Plötzlich erinnerte ich mich, was ich zu Fortini gesagt hatte, als er mich mit seinen Unverschämtheiten belästigte.

»Mach, daß du wegkommst, Hund von einem Gefängnisbeamten, und heul nicht mehr vor meiner Tür.«

Es muß hart für einen Mann vom Typ Athertons sein, sich so etwas von einem hilflosen Gefangenen sagen lassen zu müssen. Sein Gesicht wurde weiß vor Wut, und seine Stimme zitterte.

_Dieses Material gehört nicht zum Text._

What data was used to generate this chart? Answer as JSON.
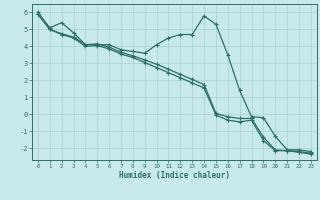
{
  "xlabel": "Humidex (Indice chaleur)",
  "bg_color": "#c8eaea",
  "line_color": "#2e6e6a",
  "grid_color": "#a8d0d0",
  "xlim": [
    -0.5,
    23.5
  ],
  "ylim": [
    -2.7,
    6.5
  ],
  "yticks": [
    -2,
    -1,
    0,
    1,
    2,
    3,
    4,
    5,
    6
  ],
  "xticks": [
    0,
    1,
    2,
    3,
    4,
    5,
    6,
    7,
    8,
    9,
    10,
    11,
    12,
    13,
    14,
    15,
    16,
    17,
    18,
    19,
    20,
    21,
    22,
    23
  ],
  "line1_x": [
    0,
    1,
    2,
    3,
    4,
    5,
    6,
    7,
    8,
    9,
    10,
    11,
    12,
    13,
    14,
    15,
    16,
    17,
    18,
    19,
    20,
    21,
    22,
    23
  ],
  "line1_y": [
    6.0,
    5.1,
    5.4,
    4.8,
    4.1,
    4.1,
    4.1,
    3.8,
    3.7,
    3.6,
    4.1,
    4.5,
    4.7,
    4.7,
    5.8,
    5.3,
    3.5,
    1.4,
    -0.15,
    -0.2,
    -1.3,
    -2.1,
    -2.1,
    -2.2
  ],
  "line2_x": [
    0,
    1,
    2,
    3,
    4,
    5,
    6,
    7,
    8,
    9,
    10,
    11,
    12,
    13,
    14,
    15,
    16,
    17,
    18,
    19,
    20,
    21,
    22,
    23
  ],
  "line2_y": [
    5.9,
    5.0,
    4.75,
    4.55,
    4.1,
    4.15,
    3.95,
    3.65,
    3.45,
    3.2,
    2.95,
    2.65,
    2.35,
    2.05,
    1.75,
    0.05,
    -0.15,
    -0.25,
    -0.25,
    -1.35,
    -2.1,
    -2.15,
    -2.2,
    -2.3
  ],
  "line3_x": [
    0,
    1,
    2,
    3,
    4,
    5,
    6,
    7,
    8,
    9,
    10,
    11,
    12,
    13,
    14,
    15,
    16,
    17,
    18,
    19,
    20,
    21,
    22,
    23
  ],
  "line3_y": [
    5.9,
    5.0,
    4.7,
    4.5,
    4.0,
    4.05,
    3.85,
    3.55,
    3.35,
    3.05,
    2.75,
    2.45,
    2.15,
    1.85,
    1.55,
    -0.05,
    -0.35,
    -0.45,
    -0.35,
    -1.55,
    -2.15,
    -2.15,
    -2.25,
    -2.35
  ]
}
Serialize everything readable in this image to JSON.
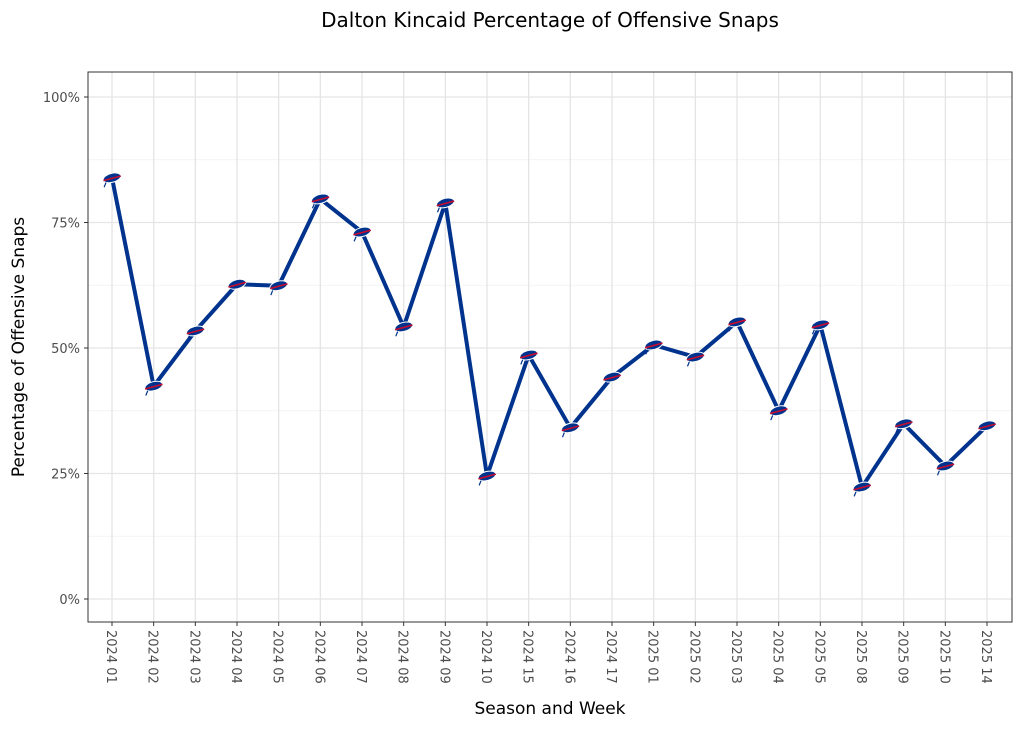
{
  "chart_data": {
    "type": "line",
    "title": "Dalton Kincaid Percentage of Offensive Snaps",
    "xlabel": "Season and Week",
    "ylabel": "Percentage of Offensive Snaps",
    "ylim": [
      0,
      100
    ],
    "yticks": [
      0,
      25,
      50,
      75,
      100
    ],
    "ytick_labels": [
      "0%",
      "25%",
      "50%",
      "75%",
      "100%"
    ],
    "grid": true,
    "categories": [
      "2024 01",
      "2024 02",
      "2024 03",
      "2024 04",
      "2024 05",
      "2024 06",
      "2024 07",
      "2024 08",
      "2024 09",
      "2024 10",
      "2024 15",
      "2024 16",
      "2024 17",
      "2025 01",
      "2025 02",
      "2025 03",
      "2025 04",
      "2025 05",
      "2025 08",
      "2025 09",
      "2025 10",
      "2025 14"
    ],
    "series": [
      {
        "name": "Dalton Kincaid",
        "color": "#00338D",
        "marker_color": "#C60C30",
        "values": [
          83.9,
          42.4,
          53.4,
          62.7,
          62.4,
          79.7,
          73.1,
          54.2,
          78.9,
          24.5,
          48.6,
          34.1,
          44.2,
          50.6,
          48.2,
          55.2,
          37.5,
          54.6,
          22.3,
          34.9,
          26.5,
          34.5
        ]
      }
    ]
  }
}
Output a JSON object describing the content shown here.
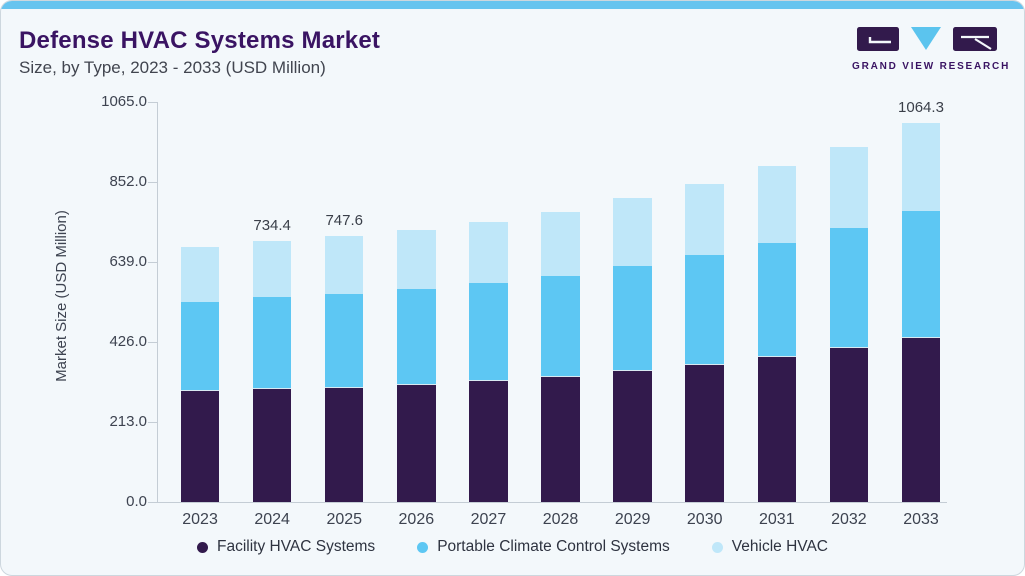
{
  "header": {
    "title": "Defense HVAC Systems Market",
    "subtitle": "Size, by Type, 2023 - 2033 (USD Million)",
    "brand": "GRAND VIEW RESEARCH"
  },
  "chart_data": {
    "type": "bar",
    "stacked": true,
    "title": "Defense HVAC Systems Market Size, by Type, 2023 - 2033 (USD Million)",
    "xlabel": "",
    "ylabel": "Market Size (USD Million)",
    "categories": [
      2023,
      2024,
      2025,
      2026,
      2027,
      2028,
      2029,
      2030,
      2031,
      2032,
      2033
    ],
    "series": [
      {
        "name": "Facility HVAC Systems",
        "color": "#321a4c",
        "values": [
          316.0,
          320.0,
          324.0,
          331.0,
          342.0,
          355.0,
          370.0,
          388.0,
          410.0,
          435.0,
          464.3
        ]
      },
      {
        "name": "Portable Climate Control Systems",
        "color": "#5dc7f3",
        "values": [
          247.0,
          256.0,
          260.5,
          269.0,
          274.0,
          280.0,
          292.0,
          306.0,
          318.0,
          336.0,
          353.0
        ]
      },
      {
        "name": "Vehicle HVAC",
        "color": "#bfe7f9",
        "values": [
          153.2,
          158.4,
          163.1,
          164.0,
          170.0,
          179.0,
          192.0,
          200.0,
          216.0,
          227.0,
          247.0
        ]
      }
    ],
    "totals": [
      716.2,
      734.4,
      747.6,
      764.0,
      786.0,
      814.0,
      854.0,
      894.0,
      944.0,
      998.0,
      1064.3
    ],
    "bar_labels": {
      "2024": "734.4",
      "2025": "747.6",
      "2033": "1064.3"
    },
    "y_ticks": [
      "1065.0",
      "852.0",
      "639.0",
      "426.0",
      "213.0",
      "0.0"
    ],
    "ylim": [
      0,
      1065
    ],
    "grid": false,
    "legend_position": "bottom"
  }
}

»Weiß Gott, Standing, ich werde dich zermalmen.«

»Sie können nur eins machen«, antwortete ich. »Sie können die zu lockere Jacke strammziehen. Wenn Sie das nicht wollen, dann gehen Sie. Und mir ist es einerlei, ob Sie in einer Woche oder in zehn Tagen wiederkommen.«

Und was kann selbst ein Direktor mit einem Gefangenen tun, bei dem die schlimmste Strafe des Gefängnisses vergebens ist? Vielleicht wollte der Direktor mit irgendeiner Drohung für die Zukunft kommen, denn er begann zu reden. Aber meine Stimme war durch die Übung etwas kräftiger geworden, denn ich begann zu singen: »Kikiriki – kikiriki!« Und dabei blieb ich, bis meine Tür zuschlug und die Schrauben und Bolzen des Schlosses knirschten und kreischten.